O governo Donald Trump acusou o Brasil de ter “falhado em confrontar” o PCC (Primeiro Comando da Capital) e o Comando Vermelho, duas das maiores organizações criminosas da América Latina. Segundo Washington, essas facções expandiram sua influência para além das fronteiras brasileiras e transformaram o país em um polo estratégico para o fluxo global de cocaína, com impacto direto nos Estados Unidos e na Europa.
Informações da Folha de S.Paulo. A acusação foi formalizada em um relatório anual da Casa Branca ao Congresso americano, exigido por lei. Esse documento identifica países envolvidos na produção, trânsito ou consumo de drogas ilícitas e avalia seus esforços de cooperação internacional. Trata-se de um instrumento político e diplomático que orienta a política externa dos EUA e pode influenciar sanções, acordos e parcerias.
Curiosamente, o Brasil não aparece na lista oficial de grandes produtores de drogas nem na categoria de países que falharam em suas obrigações antidrogas. Ainda assim, recebeu uma reprimenda nominal e direta, o que mostra uma mudança de tom e uma pressão política específica. Isso sugere que, para Washington, a questão não é apenas sobre produção ou rotas, mas sobre a força e a internacionalização das facções brasileiras.
“O Governo do Brasil falhou em confrontar as organizações terroristas estrangeiras designadas como Primeiro Comando da Capital e Comando Vermelho, que transformaram o Brasil em um centro de distribuição global de cocaína”.
Em maio de 2026, o secretário de Estado Marco Rubio elevou o nível da crítica ao classificar o PCC e o Comando Vermelho como “Specially Designated Global Terrorists” (SDGT). Essa designação coloca as facções no mesmo patamar de grupos como Hezbollah ou Al-Qaeda, permitindo congelamento de ativos, restrições financeiras e maior cooperação internacional contra suas operações. A justificativa foi que essas organizações representam risco significativo de atos de terrorismo contra cidadãos e interesses dos EUA.
No relatório anterior, de 2025, o Brasil sequer havia sido mencionado. As críticas estavam concentradas em países como México, China, Colômbia e Venezuela, considerados mais diretamente ligados ao tráfico internacional. A inclusão do Brasil em 2026, mesmo sem estar nas listas formais, sinaliza uma mudança de percepção estratégica dos EUA sobre o papel das facções brasileiras no crime organizado global.

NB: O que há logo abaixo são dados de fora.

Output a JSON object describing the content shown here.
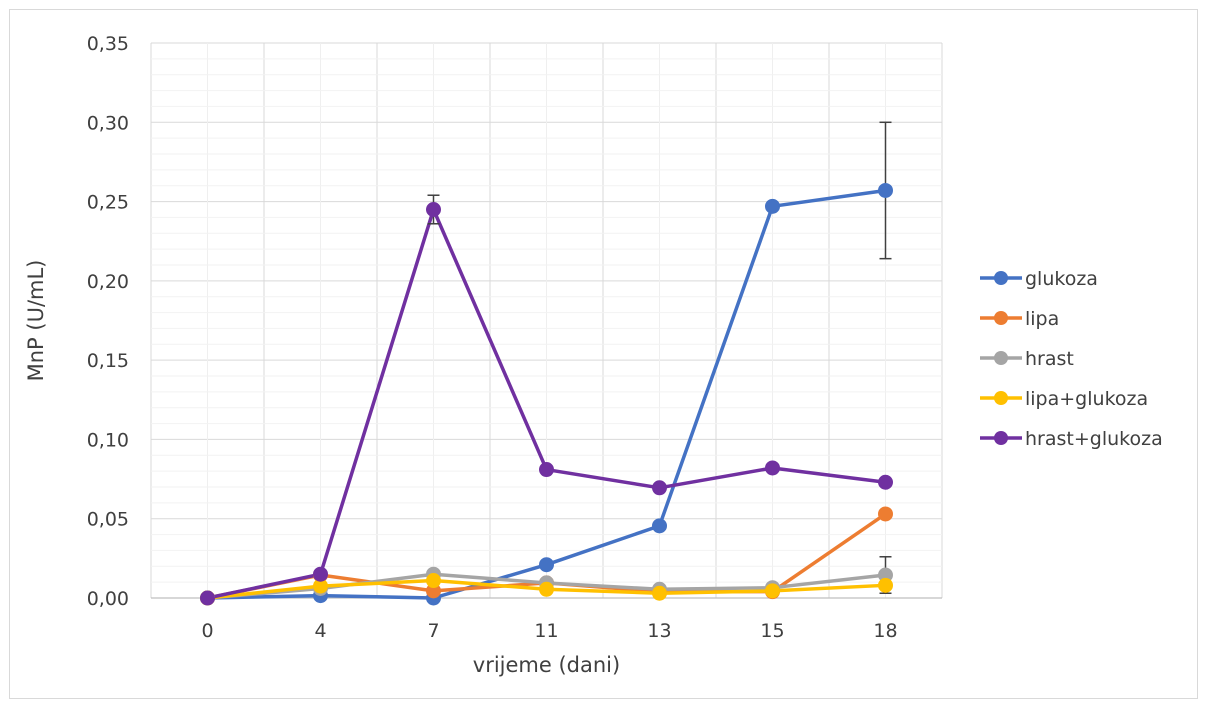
{
  "chart_data": {
    "type": "line",
    "title": "",
    "xlabel": "vrijeme (dani)",
    "ylabel": "MnP (U/mL)",
    "categories": [
      "0",
      "4",
      "7",
      "11",
      "13",
      "15",
      "18"
    ],
    "ylim": [
      0,
      0.35
    ],
    "ytick_values": [
      0,
      0.05,
      0.1,
      0.15,
      0.2,
      0.25,
      0.3,
      0.35
    ],
    "ytick_labels": [
      "0,00",
      "0,05",
      "0,10",
      "0,15",
      "0,20",
      "0,25",
      "0,30",
      "0,35"
    ],
    "grid": true,
    "legend_position": "right",
    "series": [
      {
        "name": "glukoza",
        "color": "#4472C4",
        "values": [
          0,
          0.0015,
          0,
          0.021,
          0.0455,
          0.247,
          0.257
        ],
        "errors": [
          null,
          null,
          null,
          null,
          null,
          null,
          0.043
        ]
      },
      {
        "name": "lipa",
        "color": "#ED7D31",
        "values": [
          0,
          0.0145,
          0.0045,
          0.0095,
          0.004,
          0.004,
          0.053
        ],
        "errors": [
          null,
          null,
          null,
          null,
          null,
          null,
          null
        ]
      },
      {
        "name": "hrast",
        "color": "#A5A5A5",
        "values": [
          0,
          0.006,
          0.015,
          0.0095,
          0.0055,
          0.0065,
          0.0145
        ],
        "errors": [
          null,
          null,
          null,
          null,
          null,
          null,
          0.0115
        ]
      },
      {
        "name": "lipa+glukoza",
        "color": "#FFC000",
        "values": [
          0,
          0.0075,
          0.011,
          0.0055,
          0.003,
          0.0045,
          0.008
        ],
        "errors": [
          null,
          null,
          null,
          null,
          null,
          null,
          null
        ]
      },
      {
        "name": "hrast+glukoza",
        "color": "#7030A0",
        "values": [
          0,
          0.015,
          0.245,
          0.081,
          0.0695,
          0.082,
          0.073
        ],
        "errors": [
          null,
          null,
          0.009,
          null,
          0.002,
          null,
          null
        ]
      }
    ]
  }
}
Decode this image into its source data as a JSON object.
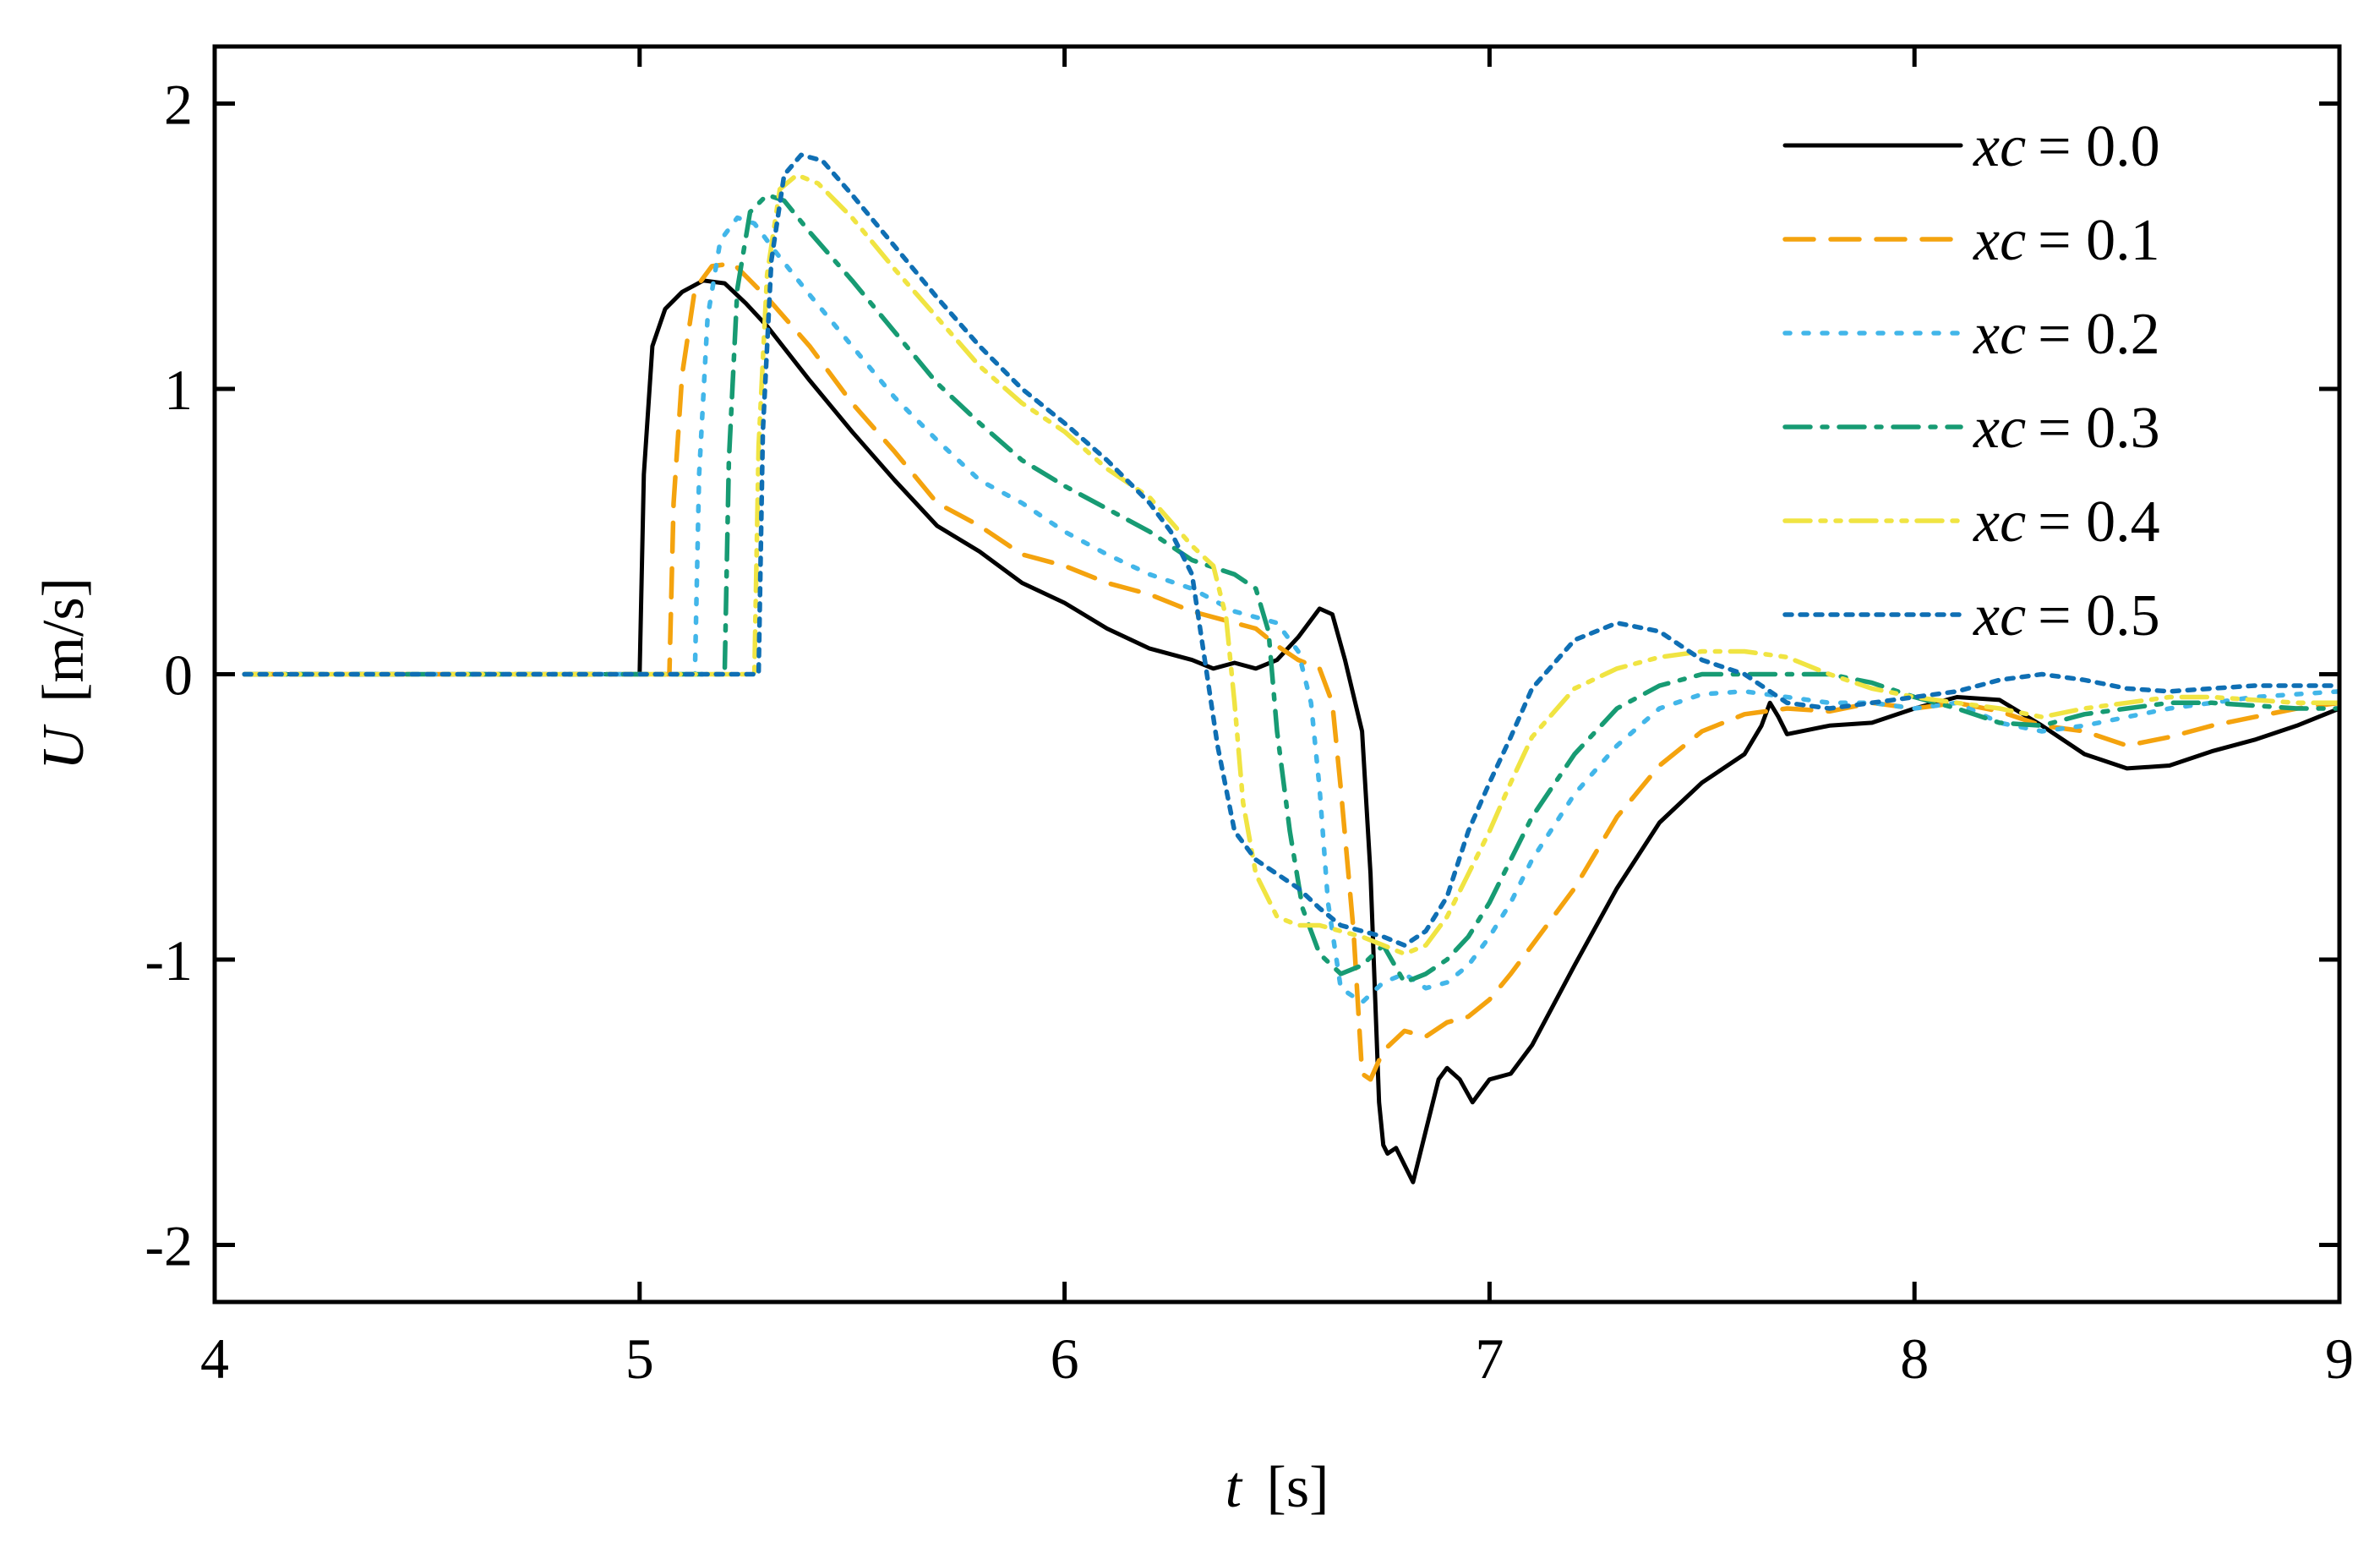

Houve também uma alteração importante na avaliação sobre a Venezuela. Embora continue listada como rota relevante para o tráfico de drogas, deixou de ser considerada como governo que falhou em suas obrigações antidrogas. Isso se deve, segundo Washington, a uma maior cooperação com o governo interino de Delcy Rodríguez, o que marca uma reaproximação diplomática em meio a tensões históricas.